Сейчас время, когда уже не чувствуешь усталости, зато очень остро чувствуешь все запахи, таящиеся в спящем городе, даже те, о которых ты совсем недавно и не подозревал. Когда не слышишь голодного бурчания в животе, но различаешь малейшие звуки, и дело вовсе не в тренировках, на протяжении многих и многих дней оттачивавших слух. Просто слышишь всё то, на что совсем недавно вряд ли обратил бы внимание, машинально складывая из этого целые картины.
Вот пробежала мышь, тихонько скребя коготками по камням. Не иначе, как с кухни: сытая и довольная. Даже не особенно боится, а спешит – так, из природной суетливости…
Вот сухо кашлянул на башне караульный, а вот ножны его меча едва ощутимо задели за стену, когда он поворачивается, отсчитав положенное количество шагов от одного угла до другого…
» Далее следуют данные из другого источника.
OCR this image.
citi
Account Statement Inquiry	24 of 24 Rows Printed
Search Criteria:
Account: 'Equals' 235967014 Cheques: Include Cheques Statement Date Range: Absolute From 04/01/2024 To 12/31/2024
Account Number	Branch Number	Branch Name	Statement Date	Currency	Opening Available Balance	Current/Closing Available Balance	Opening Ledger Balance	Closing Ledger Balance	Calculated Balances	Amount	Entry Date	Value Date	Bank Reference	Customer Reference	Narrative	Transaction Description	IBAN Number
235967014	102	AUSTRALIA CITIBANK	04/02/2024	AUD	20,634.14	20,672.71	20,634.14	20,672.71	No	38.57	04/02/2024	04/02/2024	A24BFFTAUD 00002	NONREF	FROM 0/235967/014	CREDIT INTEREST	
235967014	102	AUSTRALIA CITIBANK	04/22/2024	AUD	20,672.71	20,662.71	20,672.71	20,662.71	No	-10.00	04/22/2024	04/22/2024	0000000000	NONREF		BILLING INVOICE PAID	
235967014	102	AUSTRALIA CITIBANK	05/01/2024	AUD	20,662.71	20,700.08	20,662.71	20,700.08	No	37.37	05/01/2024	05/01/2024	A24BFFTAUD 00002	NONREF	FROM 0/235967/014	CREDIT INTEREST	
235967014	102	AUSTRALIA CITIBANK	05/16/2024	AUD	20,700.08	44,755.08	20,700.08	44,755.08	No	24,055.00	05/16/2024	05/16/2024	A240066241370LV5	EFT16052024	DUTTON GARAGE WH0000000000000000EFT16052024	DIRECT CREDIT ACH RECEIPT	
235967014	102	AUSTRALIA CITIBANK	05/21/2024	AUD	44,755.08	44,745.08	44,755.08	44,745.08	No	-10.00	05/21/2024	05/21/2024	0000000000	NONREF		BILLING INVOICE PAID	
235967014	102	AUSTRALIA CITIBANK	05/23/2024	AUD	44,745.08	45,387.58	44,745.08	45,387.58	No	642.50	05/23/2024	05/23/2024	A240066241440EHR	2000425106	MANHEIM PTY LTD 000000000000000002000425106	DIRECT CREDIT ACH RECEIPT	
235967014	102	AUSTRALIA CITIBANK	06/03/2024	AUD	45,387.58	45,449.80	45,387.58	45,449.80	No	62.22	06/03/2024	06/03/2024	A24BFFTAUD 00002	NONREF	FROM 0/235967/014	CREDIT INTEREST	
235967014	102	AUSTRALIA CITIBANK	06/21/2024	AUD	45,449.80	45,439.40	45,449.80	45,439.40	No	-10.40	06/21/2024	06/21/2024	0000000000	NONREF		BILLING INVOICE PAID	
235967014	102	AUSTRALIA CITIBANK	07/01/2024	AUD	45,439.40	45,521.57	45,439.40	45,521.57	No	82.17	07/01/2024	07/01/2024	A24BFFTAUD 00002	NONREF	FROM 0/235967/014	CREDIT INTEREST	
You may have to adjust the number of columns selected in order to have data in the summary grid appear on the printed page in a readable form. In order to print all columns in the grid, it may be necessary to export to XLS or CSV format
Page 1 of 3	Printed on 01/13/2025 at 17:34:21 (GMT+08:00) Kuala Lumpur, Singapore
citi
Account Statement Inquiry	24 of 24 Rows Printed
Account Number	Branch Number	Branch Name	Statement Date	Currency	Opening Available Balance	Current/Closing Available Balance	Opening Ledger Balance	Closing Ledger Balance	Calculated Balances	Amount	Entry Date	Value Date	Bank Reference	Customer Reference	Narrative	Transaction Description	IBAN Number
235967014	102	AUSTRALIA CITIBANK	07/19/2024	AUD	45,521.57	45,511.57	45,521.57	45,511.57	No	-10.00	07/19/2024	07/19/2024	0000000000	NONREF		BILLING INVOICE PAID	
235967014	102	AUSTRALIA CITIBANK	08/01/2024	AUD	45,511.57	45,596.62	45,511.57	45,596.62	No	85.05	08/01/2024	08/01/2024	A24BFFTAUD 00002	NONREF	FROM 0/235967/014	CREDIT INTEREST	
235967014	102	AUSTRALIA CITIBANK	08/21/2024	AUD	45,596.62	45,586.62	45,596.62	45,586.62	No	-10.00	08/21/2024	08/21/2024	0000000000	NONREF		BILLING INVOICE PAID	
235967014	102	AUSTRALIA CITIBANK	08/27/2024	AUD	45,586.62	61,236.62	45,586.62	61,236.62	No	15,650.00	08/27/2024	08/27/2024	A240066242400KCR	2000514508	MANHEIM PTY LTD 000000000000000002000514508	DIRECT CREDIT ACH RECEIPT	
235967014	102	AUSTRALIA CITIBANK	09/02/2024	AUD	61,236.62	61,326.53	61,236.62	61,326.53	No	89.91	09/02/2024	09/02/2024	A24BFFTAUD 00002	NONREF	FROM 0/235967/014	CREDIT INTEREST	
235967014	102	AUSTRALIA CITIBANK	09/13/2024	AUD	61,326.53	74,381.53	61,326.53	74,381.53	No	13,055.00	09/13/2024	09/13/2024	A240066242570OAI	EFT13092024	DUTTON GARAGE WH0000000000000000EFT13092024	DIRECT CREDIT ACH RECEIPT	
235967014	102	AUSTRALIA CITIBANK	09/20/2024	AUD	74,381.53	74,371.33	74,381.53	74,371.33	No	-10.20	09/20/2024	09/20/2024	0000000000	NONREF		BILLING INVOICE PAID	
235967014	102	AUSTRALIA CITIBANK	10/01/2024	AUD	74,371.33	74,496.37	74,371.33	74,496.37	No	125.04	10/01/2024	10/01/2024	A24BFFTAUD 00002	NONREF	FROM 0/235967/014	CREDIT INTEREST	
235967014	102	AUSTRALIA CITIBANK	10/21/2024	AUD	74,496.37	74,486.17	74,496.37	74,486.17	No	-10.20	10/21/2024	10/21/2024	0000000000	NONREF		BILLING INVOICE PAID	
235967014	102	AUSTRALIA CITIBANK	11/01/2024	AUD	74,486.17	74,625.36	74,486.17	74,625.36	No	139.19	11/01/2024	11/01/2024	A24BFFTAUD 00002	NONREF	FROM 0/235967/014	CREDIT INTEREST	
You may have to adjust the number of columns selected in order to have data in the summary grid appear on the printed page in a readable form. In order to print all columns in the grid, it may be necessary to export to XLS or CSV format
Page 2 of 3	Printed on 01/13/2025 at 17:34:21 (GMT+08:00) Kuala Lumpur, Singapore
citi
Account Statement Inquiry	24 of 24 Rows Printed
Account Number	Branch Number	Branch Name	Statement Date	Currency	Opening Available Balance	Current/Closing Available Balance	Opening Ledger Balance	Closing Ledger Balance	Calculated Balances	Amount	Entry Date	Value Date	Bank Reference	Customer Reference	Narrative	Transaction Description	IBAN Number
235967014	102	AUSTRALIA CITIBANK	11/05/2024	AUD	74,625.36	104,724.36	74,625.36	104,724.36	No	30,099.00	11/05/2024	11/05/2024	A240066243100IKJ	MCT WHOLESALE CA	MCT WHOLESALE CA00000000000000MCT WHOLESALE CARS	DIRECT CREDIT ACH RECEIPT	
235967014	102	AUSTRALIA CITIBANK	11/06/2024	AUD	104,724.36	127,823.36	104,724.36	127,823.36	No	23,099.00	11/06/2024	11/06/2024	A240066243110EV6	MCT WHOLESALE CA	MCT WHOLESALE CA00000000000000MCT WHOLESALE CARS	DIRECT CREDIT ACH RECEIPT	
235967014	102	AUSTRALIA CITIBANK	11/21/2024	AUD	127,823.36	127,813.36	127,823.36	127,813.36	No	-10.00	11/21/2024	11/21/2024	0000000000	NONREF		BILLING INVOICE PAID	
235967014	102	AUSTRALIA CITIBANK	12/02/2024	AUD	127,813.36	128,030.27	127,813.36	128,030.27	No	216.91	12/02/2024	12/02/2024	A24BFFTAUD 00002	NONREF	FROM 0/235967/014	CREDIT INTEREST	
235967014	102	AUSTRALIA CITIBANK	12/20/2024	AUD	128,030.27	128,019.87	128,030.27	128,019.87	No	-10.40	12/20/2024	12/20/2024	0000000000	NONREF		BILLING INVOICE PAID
Вот вода стекает со стрельчатой крыши. Капли скатываются вниз, сливаясь одна с другой, превращаясь сперва в одну большую каплю, потом в струйку. Эта струйка, наконец, достигает обрыва, на мгновение замирает на его краю, потом всё-таки падает, вновь превращаясь в большую каплю. Она ударяется о камень балюстрады и разлетается на множество маленьких капелек, каждая из которых по уже пройденному сценарию продолжает свой неблизкий путь далеко-далеко вниз, к мокрому граниту мостовой…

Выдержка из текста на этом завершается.